We checked also the log files and do not see any obvious difference.
Thank you.

Sorry for uploaded the wrong one, please use the following one instead.
uefi_Jetson_DEBUG.bin (3.2 MB)

Hi KevinFFF

Please find the log files for the not working and the working case:
log_debug_uefi_nok.txt (203.4 KB)
log_debug_uefi_ok.txt (143.6 KB)

The only difference that catches our eye is that the in the boot order, the 240 GB PCIe Drive has ID 0x0009 and not 0x0001 as in the working case.
Can you check?

With the debug bios, it resets the system and does not go into the EFI Shell.
Thank you.

I think it should be fine since it is just the enumeration for the index.

I’ve checked the logs you shared but there’s no apparent errors in your nok case and it just stucks.

May I know how do you get log_debug_uefi_ok.txt?
Is it the log you captured before performing restore?

Have you also tried these 2 methods if they may cause different result?

Hi KevinFFF

The log_debug_uefi_ok.txt is from the same type of SSD, from which we took the backup image. As said, if we once flash the SSD with the kernel_flash tool, then also the restoring of the same SSD works.

Formatting the NVMe SSD as ext4 did not help. We compared also the partition table of the working and not working case and do not see any difference.

We tested SSDs from other manufacturer and there we do not see an issue with restoring images. However we need a solution for the current NVMe.

Thank you.

Hi KevinFFF

The issue seems to be in relation with the file BOOTAA64.efi or the EFI partition. We replaced this file on the EFI partition of the not booting NVMe with the one inside the Linux_for_Tegra/bootloader/ folder and after, the system bootet.
Any idea where this could go wrong?

Hi KevinFFF

We did further tests and here are the results:

  1. Flashing with kernel_flash tool → BOOTAA64.efi identical to the one in the bootloader folder
  2. backing up and restoring the same working SSD → BOOTAA64.efi identical to the one in the bootloader folder
  3. restoring empty SSD → BOOTAA64.efi differs from the one in the bootloader folder

Now the question is, if the modification happens during the creation of the backup image or during the restoring part. And also the question is, why this modification does not happen, when the SSD was once flashed with the kernel_flash tool.

On older JetPack, we could check the backup partitions with 7zip. This seems not possible for JP6.1 and so we cannot check if the nvme0n1p10_bak.img already has a changed BOOTAA64.efi file inside.

Let us know if you need further information.
Thank you for your help.

Do you mean that the issue is specific to current NVMe SSD?
If so, could you share the detail of your NVMe?

How did you check if they are identical or different?
How could it happen why BOOTAA64.efi in the NVMe is different from the one in the backup package?
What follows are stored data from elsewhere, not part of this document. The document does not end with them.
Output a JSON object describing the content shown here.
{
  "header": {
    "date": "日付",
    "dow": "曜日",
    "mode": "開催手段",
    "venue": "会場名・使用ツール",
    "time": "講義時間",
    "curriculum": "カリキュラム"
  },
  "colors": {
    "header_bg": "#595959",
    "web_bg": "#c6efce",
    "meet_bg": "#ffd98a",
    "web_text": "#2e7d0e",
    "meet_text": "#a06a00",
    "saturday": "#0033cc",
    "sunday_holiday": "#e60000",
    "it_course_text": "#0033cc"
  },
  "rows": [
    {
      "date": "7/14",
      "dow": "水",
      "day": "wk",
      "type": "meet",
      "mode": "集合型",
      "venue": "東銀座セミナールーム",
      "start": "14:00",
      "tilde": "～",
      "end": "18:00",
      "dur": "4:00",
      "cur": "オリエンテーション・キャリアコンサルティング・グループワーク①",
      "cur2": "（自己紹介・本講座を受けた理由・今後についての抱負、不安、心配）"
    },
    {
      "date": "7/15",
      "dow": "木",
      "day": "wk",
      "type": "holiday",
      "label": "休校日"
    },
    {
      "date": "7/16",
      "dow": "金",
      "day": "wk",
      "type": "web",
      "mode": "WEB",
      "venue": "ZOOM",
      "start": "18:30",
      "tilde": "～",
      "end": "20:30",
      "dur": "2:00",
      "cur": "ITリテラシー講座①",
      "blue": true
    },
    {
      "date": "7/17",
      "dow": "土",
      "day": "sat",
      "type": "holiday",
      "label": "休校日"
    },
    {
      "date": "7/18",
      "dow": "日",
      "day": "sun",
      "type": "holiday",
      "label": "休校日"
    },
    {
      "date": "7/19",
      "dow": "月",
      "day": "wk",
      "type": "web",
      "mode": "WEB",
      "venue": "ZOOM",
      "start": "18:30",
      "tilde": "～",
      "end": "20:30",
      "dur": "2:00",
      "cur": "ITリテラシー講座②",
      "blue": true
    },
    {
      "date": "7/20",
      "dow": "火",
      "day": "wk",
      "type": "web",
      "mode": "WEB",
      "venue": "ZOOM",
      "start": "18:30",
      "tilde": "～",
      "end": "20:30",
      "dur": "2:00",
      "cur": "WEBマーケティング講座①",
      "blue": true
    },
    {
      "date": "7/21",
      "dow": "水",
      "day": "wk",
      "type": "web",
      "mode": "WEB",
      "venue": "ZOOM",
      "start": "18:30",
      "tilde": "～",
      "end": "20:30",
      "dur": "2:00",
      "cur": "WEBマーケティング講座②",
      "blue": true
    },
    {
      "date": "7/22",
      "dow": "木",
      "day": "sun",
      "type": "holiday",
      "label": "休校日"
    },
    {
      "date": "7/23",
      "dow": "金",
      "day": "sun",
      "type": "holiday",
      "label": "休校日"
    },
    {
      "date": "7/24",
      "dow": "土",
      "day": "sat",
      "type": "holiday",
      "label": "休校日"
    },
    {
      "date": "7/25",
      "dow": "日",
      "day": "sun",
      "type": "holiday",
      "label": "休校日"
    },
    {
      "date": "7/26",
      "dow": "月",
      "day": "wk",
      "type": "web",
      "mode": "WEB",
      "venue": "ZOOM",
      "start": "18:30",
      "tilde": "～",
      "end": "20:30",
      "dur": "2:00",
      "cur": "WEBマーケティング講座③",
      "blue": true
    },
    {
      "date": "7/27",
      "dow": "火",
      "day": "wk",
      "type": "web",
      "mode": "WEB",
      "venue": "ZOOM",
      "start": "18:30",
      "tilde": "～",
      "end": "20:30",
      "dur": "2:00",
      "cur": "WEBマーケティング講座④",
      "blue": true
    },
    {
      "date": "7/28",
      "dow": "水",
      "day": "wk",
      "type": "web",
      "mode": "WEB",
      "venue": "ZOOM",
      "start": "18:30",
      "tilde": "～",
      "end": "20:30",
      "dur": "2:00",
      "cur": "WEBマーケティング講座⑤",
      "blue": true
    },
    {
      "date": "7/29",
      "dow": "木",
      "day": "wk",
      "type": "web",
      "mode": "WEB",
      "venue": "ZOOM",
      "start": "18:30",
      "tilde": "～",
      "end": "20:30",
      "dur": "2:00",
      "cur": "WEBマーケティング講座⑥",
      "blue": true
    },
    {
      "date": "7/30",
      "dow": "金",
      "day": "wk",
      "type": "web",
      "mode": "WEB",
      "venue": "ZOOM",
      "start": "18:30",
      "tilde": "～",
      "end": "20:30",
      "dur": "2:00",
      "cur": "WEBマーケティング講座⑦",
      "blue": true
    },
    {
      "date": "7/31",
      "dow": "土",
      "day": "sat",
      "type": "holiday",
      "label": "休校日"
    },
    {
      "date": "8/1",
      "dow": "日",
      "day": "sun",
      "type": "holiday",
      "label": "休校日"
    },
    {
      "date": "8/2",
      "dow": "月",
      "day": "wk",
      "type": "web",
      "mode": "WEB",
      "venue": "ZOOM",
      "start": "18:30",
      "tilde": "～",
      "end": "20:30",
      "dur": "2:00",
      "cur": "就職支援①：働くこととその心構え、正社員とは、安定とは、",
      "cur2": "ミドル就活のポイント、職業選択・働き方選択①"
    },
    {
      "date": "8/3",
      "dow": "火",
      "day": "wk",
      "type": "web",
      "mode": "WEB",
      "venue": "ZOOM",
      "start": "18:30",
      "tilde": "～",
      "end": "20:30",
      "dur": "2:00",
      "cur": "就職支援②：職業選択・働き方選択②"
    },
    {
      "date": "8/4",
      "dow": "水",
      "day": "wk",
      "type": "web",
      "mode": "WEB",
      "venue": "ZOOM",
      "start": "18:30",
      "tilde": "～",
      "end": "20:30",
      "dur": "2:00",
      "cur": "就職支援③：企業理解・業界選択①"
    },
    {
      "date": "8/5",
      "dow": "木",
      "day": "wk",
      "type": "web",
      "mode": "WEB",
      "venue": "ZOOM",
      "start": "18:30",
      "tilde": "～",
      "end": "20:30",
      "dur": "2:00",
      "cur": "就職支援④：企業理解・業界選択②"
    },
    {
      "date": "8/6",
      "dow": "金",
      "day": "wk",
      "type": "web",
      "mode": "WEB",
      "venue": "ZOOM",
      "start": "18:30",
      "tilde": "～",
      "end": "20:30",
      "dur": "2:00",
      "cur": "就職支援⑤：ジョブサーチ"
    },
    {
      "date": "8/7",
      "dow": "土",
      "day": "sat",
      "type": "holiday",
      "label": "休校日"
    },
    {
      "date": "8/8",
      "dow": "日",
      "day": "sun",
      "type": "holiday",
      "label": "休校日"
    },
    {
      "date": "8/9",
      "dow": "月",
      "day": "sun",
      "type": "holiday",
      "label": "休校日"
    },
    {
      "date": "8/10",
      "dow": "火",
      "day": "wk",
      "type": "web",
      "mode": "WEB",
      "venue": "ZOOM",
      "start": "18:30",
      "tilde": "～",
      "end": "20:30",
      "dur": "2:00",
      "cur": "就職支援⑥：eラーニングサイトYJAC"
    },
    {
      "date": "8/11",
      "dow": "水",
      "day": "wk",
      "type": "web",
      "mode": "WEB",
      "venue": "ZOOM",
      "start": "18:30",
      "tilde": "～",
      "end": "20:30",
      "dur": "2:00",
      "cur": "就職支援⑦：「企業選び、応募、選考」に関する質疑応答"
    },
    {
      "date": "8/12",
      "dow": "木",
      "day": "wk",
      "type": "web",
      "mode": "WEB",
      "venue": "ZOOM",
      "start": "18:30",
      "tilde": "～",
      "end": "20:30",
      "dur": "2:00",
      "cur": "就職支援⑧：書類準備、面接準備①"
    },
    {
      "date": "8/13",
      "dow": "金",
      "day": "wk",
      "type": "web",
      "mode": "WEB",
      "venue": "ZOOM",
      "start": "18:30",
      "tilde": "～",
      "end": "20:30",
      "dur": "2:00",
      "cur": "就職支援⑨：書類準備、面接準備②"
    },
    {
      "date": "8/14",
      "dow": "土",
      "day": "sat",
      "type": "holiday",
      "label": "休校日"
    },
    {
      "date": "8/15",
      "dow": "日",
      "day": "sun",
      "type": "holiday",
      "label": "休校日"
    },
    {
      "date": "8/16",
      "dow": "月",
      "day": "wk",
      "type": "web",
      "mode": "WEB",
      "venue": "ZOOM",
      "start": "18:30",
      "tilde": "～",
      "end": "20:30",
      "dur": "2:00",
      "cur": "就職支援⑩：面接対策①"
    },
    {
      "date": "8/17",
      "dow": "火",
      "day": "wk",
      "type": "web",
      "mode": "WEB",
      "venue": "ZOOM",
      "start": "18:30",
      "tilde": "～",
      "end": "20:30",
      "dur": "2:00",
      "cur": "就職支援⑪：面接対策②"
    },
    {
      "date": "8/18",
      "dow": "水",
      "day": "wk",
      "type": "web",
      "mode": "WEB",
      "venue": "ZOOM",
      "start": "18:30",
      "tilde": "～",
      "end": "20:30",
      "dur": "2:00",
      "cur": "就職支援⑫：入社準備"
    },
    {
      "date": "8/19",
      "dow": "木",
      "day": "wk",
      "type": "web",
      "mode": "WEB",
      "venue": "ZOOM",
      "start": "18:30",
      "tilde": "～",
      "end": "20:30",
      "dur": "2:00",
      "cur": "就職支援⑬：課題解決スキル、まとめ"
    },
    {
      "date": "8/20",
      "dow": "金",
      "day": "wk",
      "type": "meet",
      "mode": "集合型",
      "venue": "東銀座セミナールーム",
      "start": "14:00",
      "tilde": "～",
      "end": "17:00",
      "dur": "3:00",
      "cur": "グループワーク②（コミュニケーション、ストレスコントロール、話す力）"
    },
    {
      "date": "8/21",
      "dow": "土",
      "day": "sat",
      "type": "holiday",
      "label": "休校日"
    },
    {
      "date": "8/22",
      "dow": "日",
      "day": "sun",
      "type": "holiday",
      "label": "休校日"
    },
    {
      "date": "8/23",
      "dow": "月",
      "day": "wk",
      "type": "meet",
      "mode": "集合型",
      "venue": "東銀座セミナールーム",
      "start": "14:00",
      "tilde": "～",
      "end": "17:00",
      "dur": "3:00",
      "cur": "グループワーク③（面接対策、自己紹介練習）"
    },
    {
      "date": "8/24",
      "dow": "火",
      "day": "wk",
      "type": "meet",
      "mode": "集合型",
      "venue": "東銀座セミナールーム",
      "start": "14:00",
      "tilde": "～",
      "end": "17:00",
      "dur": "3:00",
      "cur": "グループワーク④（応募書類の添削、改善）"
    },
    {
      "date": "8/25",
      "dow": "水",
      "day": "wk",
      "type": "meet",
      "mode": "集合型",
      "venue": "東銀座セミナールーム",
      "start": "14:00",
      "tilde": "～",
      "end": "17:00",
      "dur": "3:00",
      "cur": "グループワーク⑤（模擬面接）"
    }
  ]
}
It should be the similar flow for backup/restore in JP5 and JP6.

Hi KevinFFF

The SSDs are from Apacer: PV920-M280
At the moment, we only see the issue with this type, but we only had 2 other types at hand.

We just compare the files with “diff” to see if they are identical or not.

We are not sure if the BOOTAA64.efi is already different in the backup package or if it happens during the restore process, as we have no possibility to check the backup partition. However as restoring other SSDs work, the backup image should be ok and the error seems to happen during restore.

Overall we have no clue how this can happen, especially as it occurs only if we do not use the kernel_flash tool before restoring the device.
Do you have any advice how we can further investigate this?

Thank you.

Hi KevinFFF

We finally found the solution. In the script “nvrestore_partition.sh”, we had to remove the argument “conv=sparse”:

zstd -dc “${FIELDS[1]}” | dd of=“/dev/${FIELDS[2]}” status=progress conv=sparse bs=512 seek=$((FIELDS[3])) count=$((FIELDS[4]))

change to

zstd -dc “${FIELDS[1]}” | dd of=“/dev/${FIELDS[2]}” status=progress bs=512 seek=$((FIELDS[3])) count=$((FIELDS[4]))

To our understanding, this argument is for image creation. Can you check why it is used for restoring the partition? Any idea what goes wrong with using this argument?
Thank you.

Kind regards

1 Like

Do you mean that the issue is specific to one type SSD(Apacer: PV920-M280)?

It seems you’ve found the workaround for your use case.
We use zstd to decompress backup image(nvme0n1p*_bak.img) and pass to dd and write into /dev/nvme0n1.
conv=sparse is used to optimize the restoring process and the size.

Yes, at the moment the issue is specific to one type of SSD. However we only had two other types at hand for testing, so also other SSDs could be affected.

In JetPack 5.1.2, the option “conv=sparse” was not used in the restore process.

Hi, we found a bug in the implementation when adding conv=sparse argument. Using conv=sparse, the tool will skip writing the zeroes content from the restore image to the storage device. In the case that the storage device is not completely clean before restoring, it will retain contents from before the restoring process.

So it is advised now to remove the conv=sparse as a WAR. In the future, we will make update to the tool to fix this.

1 Like

This topic was automatically closed 14 days after the last reply. New replies are no longer allowed.